Tüm dünyayı etkisi altına alan yeni ipucu koronavirüs salgını (COVID-19), Risk riskleri artan sağlık çalışanlarını da derinden etkiledi. COVID-19 nedeniyle depresyon riski taşıyanların sayısı şüphesiz artış gösteriyor. Pandemi ile mücadele eden sağlık nedeniyle da psikolojik olarak kendini risk altında görüyor.

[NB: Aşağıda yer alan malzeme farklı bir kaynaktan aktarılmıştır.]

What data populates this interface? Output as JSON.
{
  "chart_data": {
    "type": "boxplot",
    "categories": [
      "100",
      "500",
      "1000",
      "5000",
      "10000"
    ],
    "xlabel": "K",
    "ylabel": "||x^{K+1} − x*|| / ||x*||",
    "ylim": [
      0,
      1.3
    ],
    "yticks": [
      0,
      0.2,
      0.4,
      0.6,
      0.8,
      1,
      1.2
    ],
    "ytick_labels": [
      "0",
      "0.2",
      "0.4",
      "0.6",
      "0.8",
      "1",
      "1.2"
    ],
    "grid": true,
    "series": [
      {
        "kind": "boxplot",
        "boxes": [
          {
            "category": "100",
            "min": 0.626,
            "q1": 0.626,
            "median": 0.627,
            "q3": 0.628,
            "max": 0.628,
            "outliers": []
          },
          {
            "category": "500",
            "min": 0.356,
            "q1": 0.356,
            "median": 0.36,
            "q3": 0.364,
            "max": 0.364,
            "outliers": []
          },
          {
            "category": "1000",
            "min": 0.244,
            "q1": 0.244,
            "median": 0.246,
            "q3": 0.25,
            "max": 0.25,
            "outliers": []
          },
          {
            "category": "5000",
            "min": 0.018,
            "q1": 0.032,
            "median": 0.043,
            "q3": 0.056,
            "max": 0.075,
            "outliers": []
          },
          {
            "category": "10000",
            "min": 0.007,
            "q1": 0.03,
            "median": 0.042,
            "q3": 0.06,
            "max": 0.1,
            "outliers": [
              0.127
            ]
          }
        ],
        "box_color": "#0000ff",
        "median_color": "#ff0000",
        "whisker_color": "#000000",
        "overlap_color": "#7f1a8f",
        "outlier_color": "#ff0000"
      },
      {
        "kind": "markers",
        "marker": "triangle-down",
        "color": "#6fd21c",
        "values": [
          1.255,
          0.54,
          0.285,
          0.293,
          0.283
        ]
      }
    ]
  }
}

TÜSAD (Türkiye Solunum Araştırmaları Derneği) tarafından kullanılan “ Sağlık Çalışanlarına Yönelik COVID-19 Değerlendirme Anketi ” de salgın ile mücadele eden sağlık görevlileri. TÜSAD’ın paylaştığı bazı dikkat çekici bulgular şöyle:
- Buna göre; anket / COVID-19 acil / poliklinik hizmeti verilmekteyken, koronavirüs hastalarının önüne takip eden sağlık çalışanı oranı yüzde 73.
- 45.6’sı COVID-19 hastasından sürüntü örneği alma, entübasyon gibi hastayla yakın temas ile çalışma deneyiminizi tarifenizi, yüzde 17.8’i hasta ile maskesiz olarak yakın temas öyküsü olduğunu belirtin.
- Sağlık görevlileri olası / kesin COVID-19 hastası ile temas oranı yüzde 91.2’lik oranla en çok tıbbi maske kullandığını belirtti. Bunun yanı sıra ön önlük, eldiven, N95 maske, tulum ve siperlik kullanan şarj edilebilir sık kullanılan kullanım yer yer aldı.
6.6’SI HASTALIĞI BİZZAT GEÇİRDİ
- Sağlık çalışanlarının yüzdesi 30.2’si. Yüzde 6.6’sı COVID-19 koronavirüs hastalığını bizzat geçirdiği bilgisini paylaştı.
- COVID-19 nedeniyle kaygı ve korku hissi duyduğunu ifade eden katılımların oranı yüzde 77.2 olurken, yüzde 4’ü psikolojik destek aldığını belirtti.
- Hastane Anksiyete ve Depresyon (HAD) Ölçeği’ne göre; sağlık çalışanlarının yüzdesi 44.6’sı anksiyete, yüzde 68.2’si depresyon altında risk bulundu.
- COVID-19 hastasını bizzat takip eden sağlık çalışanlarında anksiyete, ek hastalık olan sağlık görevlilerinde ise depresif bulgular anlamlı olarak daha yüksek oranda tespit edildi.
‘KOŞULLAR İYİLEŞTİRİLMELİ’ ÇAGRISI
Bu sonuçları değerlendiren TÜSAD Yönetim Kurulu Üyesi Doç. Dr. Onur Turan,“Sonuç olarak, ciddi risk altında hizmet veren sağlık çalışanlarının içinde bulunduğu olumsuz koşulların, kendilerinde yüksek oranda kaygı ve korkuya neden olduğu ortaya çıktığı görüldü” dedi. Turan, değerlendirmesine şöyle devam etti: “Dünyanın çoğu ülkesinde olduğu gibi Türkiye’de de COVID-19 pandemisinin yansımalarını görüyoruz. Biz sağlık çalışanları olarak hem kendimizin hem ailemizin hastalanma endişesini taşırken, aynı zamanda mesleğimizi uygulayıp, hastalarımızı iyileştirmeye ve hastalığın yayılmasını önlemeye çalışıyoruz. İçinden geçtiğimiz bu zor süreçte, hem COVID-19 pandemisi ile ilgili görüşlerini almak, hem de bu hastalığın sağlık çalışanlarında ruhsal açıdan bıraktığı etkileri görmek amacıyla bu anketi yaptık. Anket sonuçları bizlere dernek olarak ne şekilde yardım ve destek sağlayabileceğimiz konusunda yardımcı olacak. Anketimize toplam 300 sağlık çalışanı katılırken bunların 193’ü kadın, 107’si erkeklerden oluştu. Katılımcıların yüzde 82’si doktor, yüzde 11’i hemşire, yüzde 7’si de diğer sağlık çalışanıydı. Ortaya çıkan bulgular; 3’te 2’sinden fazlası depresyon açısından risk altında olan sağlık çalışanlarının pandemi süresince çalışma koşullarının iyileştirilmesi ve ihtiyaç halinde psikolojik destek alması konusunda gereğinin yapılması gerektiğini gösterdi. Bu veriler ışığında, uygun önlemlerin alınması konusunda hem pandemi hastanelerinin idari sorumlularına, hem de Sağlık Bakanlığı’na çağrıda bulunuyoruz.”